After slow start, front-runner status being enjoyed
COLUMBIA — Ten months ago it didn't seem like Mike Huckabee's true believers in South Carolina could fill a room. And for those like Adam Piper, life wasn't easy.
Piper, then an unpaid campaign volunteer living off side work and his savings, saw his candidate's poll numbers in the basement, and he even endured a jeering call from one rival GOP campaign.
Now, less than a month before South Carolina's Republican primary, Piper's man is enjoying front-runner status.
And Piper, who still lacks a formal title even though he's done everything from solicit endorsements to lead grass-roots efforts, is finally enjoying a paycheck: $2,500 a month.
Piper, 23, met Huckabee in early 2005 and said he was inspired by the book detailing the former Arkansas governor's weight loss.
"He's as real as it gets," Piper said.
Piper carried on through spring and summer as the polls looked grim and most media outlets ignored the campaign.
Huckabee mustered just 21 votes in a March straw poll in Columbia, finishing seventh — behind former U.S. House Speaker Newt Gingrich, who was never even a candidate.
Early on, an aide at another Republican campaign rubbed some salt in the wounds on Piper's voice mail. "That message was along the line of, 'He's a loser; you're stupid,' " Piper recalled.
But things have changed. Three polls taken in December give Huckabee all or part of the lead in South Carolina.
"In hindsight, it looks like they were ahead of the curve," Winthrop University political scientist Scott Huffmon said of supporters such as Piper.
"There just aren't that many true believers among hard core political consultants."
As Piper signed on, state Rep. Liston Barfield was casting about for a candidate. He led a group working to draft former Virginia Sen. George Allen, whose hopes for the White House were dashed when he uttered what some considered a racial slur.
Allen lost his re-election bid and any hope of running for president.
"We wouldn't be having this conversation today about Mike Huckabee if George Allen was in the Senate," Barfield said. Barfield said Huckabee went over nearly every issue with him during a meeting, and he was impressed.
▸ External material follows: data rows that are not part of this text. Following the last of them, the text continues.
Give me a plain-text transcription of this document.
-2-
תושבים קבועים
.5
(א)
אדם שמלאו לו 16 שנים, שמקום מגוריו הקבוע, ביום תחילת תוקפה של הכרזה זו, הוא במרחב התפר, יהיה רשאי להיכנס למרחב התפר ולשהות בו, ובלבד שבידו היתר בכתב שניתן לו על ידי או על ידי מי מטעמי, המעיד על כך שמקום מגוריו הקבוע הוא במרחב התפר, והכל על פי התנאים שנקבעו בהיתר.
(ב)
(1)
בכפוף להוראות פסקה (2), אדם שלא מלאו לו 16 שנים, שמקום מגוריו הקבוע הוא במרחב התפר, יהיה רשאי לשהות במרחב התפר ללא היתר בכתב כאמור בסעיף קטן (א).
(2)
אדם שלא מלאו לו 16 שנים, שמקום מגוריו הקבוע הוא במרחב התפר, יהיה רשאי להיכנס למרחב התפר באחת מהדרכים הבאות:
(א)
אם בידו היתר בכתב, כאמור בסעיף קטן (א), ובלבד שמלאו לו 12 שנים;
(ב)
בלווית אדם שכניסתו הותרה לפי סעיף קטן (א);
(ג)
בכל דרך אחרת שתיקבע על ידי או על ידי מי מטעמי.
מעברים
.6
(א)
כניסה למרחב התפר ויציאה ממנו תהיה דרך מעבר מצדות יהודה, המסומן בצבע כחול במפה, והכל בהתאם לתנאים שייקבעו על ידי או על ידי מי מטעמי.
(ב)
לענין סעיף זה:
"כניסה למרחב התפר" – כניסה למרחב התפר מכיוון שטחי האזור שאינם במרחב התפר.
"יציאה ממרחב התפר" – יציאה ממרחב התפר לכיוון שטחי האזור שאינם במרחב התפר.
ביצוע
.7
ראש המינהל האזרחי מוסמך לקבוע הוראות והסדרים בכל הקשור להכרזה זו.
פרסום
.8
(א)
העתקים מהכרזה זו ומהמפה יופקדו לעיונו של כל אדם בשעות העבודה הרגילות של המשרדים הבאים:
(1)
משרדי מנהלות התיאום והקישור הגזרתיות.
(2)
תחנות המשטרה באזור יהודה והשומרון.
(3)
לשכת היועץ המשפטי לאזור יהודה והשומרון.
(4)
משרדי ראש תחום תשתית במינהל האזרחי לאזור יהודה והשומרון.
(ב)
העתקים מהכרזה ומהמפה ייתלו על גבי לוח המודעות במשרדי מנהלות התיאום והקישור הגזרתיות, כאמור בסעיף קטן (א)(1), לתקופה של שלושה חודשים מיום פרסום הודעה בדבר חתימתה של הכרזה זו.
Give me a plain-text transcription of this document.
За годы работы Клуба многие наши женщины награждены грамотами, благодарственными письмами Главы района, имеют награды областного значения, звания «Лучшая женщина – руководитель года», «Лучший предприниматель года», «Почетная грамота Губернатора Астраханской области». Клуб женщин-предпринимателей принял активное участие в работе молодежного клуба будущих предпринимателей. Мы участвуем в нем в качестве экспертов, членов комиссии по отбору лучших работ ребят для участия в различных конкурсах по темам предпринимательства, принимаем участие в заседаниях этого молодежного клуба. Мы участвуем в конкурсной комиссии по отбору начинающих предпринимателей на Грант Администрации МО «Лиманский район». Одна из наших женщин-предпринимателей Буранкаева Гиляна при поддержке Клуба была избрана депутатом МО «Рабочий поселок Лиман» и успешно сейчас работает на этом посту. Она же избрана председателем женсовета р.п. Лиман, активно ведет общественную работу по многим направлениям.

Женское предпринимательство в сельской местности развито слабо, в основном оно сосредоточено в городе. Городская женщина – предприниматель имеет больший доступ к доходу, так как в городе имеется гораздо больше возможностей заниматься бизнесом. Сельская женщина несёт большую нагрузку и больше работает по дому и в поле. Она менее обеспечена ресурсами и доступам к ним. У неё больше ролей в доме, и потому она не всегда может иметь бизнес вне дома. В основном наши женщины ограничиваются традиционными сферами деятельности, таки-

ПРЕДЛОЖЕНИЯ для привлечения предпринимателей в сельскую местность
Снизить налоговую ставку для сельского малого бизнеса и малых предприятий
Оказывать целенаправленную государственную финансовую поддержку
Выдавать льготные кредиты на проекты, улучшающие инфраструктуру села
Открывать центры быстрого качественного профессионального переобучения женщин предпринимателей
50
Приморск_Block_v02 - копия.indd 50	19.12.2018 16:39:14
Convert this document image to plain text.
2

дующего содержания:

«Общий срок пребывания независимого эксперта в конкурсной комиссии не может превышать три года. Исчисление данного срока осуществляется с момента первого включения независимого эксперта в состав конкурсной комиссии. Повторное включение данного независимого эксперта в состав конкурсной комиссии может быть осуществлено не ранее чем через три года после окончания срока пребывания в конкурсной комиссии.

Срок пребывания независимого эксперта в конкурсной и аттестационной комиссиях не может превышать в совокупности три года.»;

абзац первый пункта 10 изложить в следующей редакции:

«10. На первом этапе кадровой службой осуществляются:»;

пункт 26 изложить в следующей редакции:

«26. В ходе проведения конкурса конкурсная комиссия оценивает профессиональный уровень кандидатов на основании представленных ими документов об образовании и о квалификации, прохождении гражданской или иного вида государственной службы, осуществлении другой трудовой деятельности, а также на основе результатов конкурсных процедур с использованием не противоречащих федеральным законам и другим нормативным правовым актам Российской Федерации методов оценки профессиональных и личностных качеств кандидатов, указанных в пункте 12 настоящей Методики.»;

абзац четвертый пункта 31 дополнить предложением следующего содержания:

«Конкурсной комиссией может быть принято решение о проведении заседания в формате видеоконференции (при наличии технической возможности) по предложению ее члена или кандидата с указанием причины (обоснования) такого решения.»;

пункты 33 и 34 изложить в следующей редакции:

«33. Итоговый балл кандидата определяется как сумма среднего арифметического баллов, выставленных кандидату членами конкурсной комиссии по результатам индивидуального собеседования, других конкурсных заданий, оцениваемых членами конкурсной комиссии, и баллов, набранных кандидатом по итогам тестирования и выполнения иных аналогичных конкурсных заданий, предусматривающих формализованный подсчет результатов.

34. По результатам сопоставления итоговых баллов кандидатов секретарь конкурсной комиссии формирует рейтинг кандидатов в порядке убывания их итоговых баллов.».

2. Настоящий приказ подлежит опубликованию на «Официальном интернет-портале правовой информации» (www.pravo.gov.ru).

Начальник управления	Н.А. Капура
"He was a long shot," Barfield conceded, but "I was convinced if he could get his message out, he could win. Everybody said he can't get it out because he doesn't have any money. But he was the only candidate I could go to the polls and vote for."
Also early on, the son and widow of the popular former Gov. Carroll Campbell jumped on. Mike Campbell and his mother gave the campaign credibility with a well-known name in this state.
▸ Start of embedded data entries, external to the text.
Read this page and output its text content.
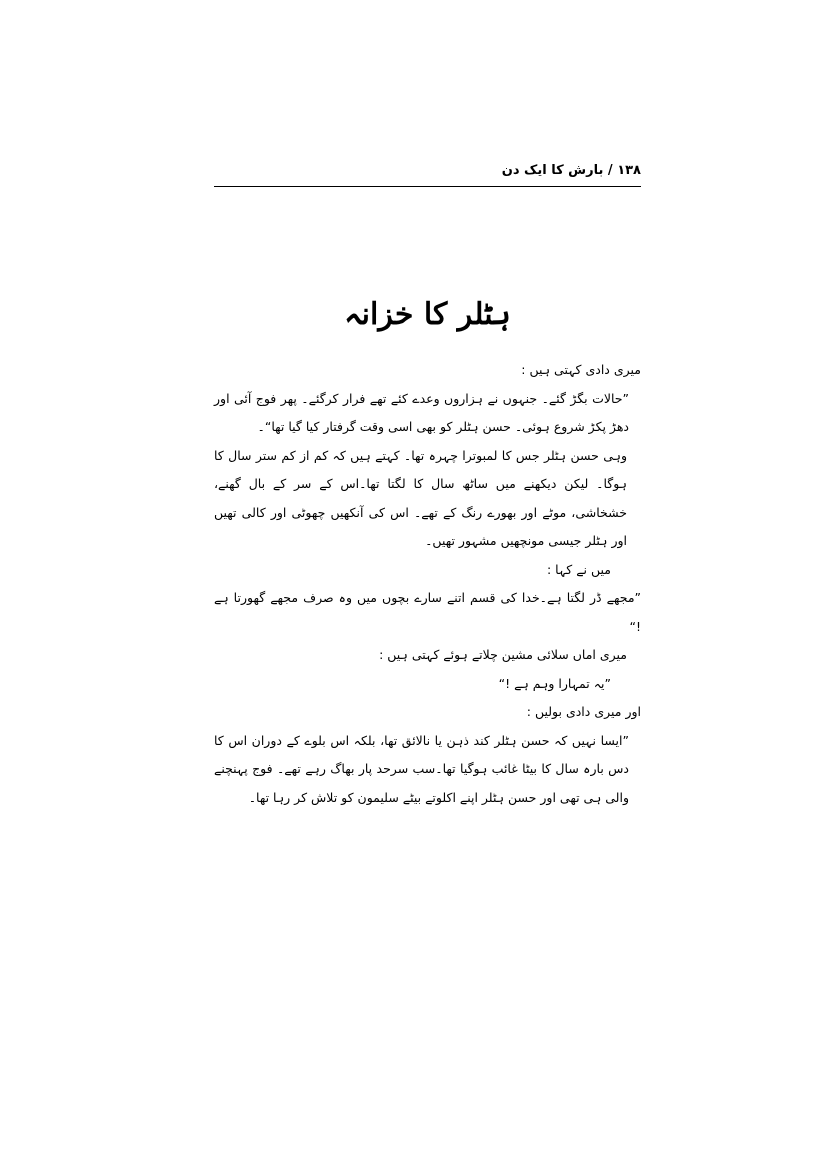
۱۳۸ / بارش کا ایک دن
ہٹلر کا خزانہ

میری دادی کہتی ہیں :

”حالات بگڑ گئے۔ جنہوں نے ہزاروں وعدے کئے تھے فرار کرگئے۔ پھر فوج آئی اور دھڑ پکڑ شروع ہوئی۔ حسن ہٹلر کو بھی اسی وقت گرفتار کیا گیا تھا“۔

وہی حسن ہٹلر جس کا لمبوترا چہرہ تھا۔ کہتے ہیں کہ کم از کم ستر سال کا ہوگا۔ لیکن دیکھنے میں ساٹھ سال کا لگتا تھا۔اس کے سر کے بال گھنے، خشخاشی، موٹے اور بھورے رنگ کے تھے۔ اس کی آنکھیں چھوٹی اور کالی تھیں اور ہٹلر جیسی مونچھیں مشہور تھیں۔

میں نے کہا :

”مجھے ڈر لگتا ہے۔خدا کی قسم اتنے سارے بچوں میں وہ صرف مجھے گھورتا ہے !“

میری اماں سلائی مشین چلاتے ہوئے کہتی ہیں :

”یہ تمہارا وہم ہے !“

اور میری دادی بولیں :

”ایسا نہیں کہ حسن ہٹلر کند ذہن یا نالائق تھا، بلکہ اس بلوے کے دوران اس کا دس بارہ سال کا بیٹا غائب ہوگیا تھا۔سب سرحد پار بھاگ رہے تھے۔ فوج پہنچنے والی ہی تھی اور حسن ہٹلر اپنے اکلوتے بیٹے سلیمون کو تلاش کر رہا تھا۔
Another boost came in May when former Gov. David Beasley endorsed Huckabee, calling him "authentic and consistently conservative." Beasley's endorsement helped bring more people aboard, Piper said.
Still, Huckabee's campaign staff remains the thinnest among the front-runners — just four full-time, paid workers. Staff will be brought in from Iowa, Arkansas and New Hampshire before the primary.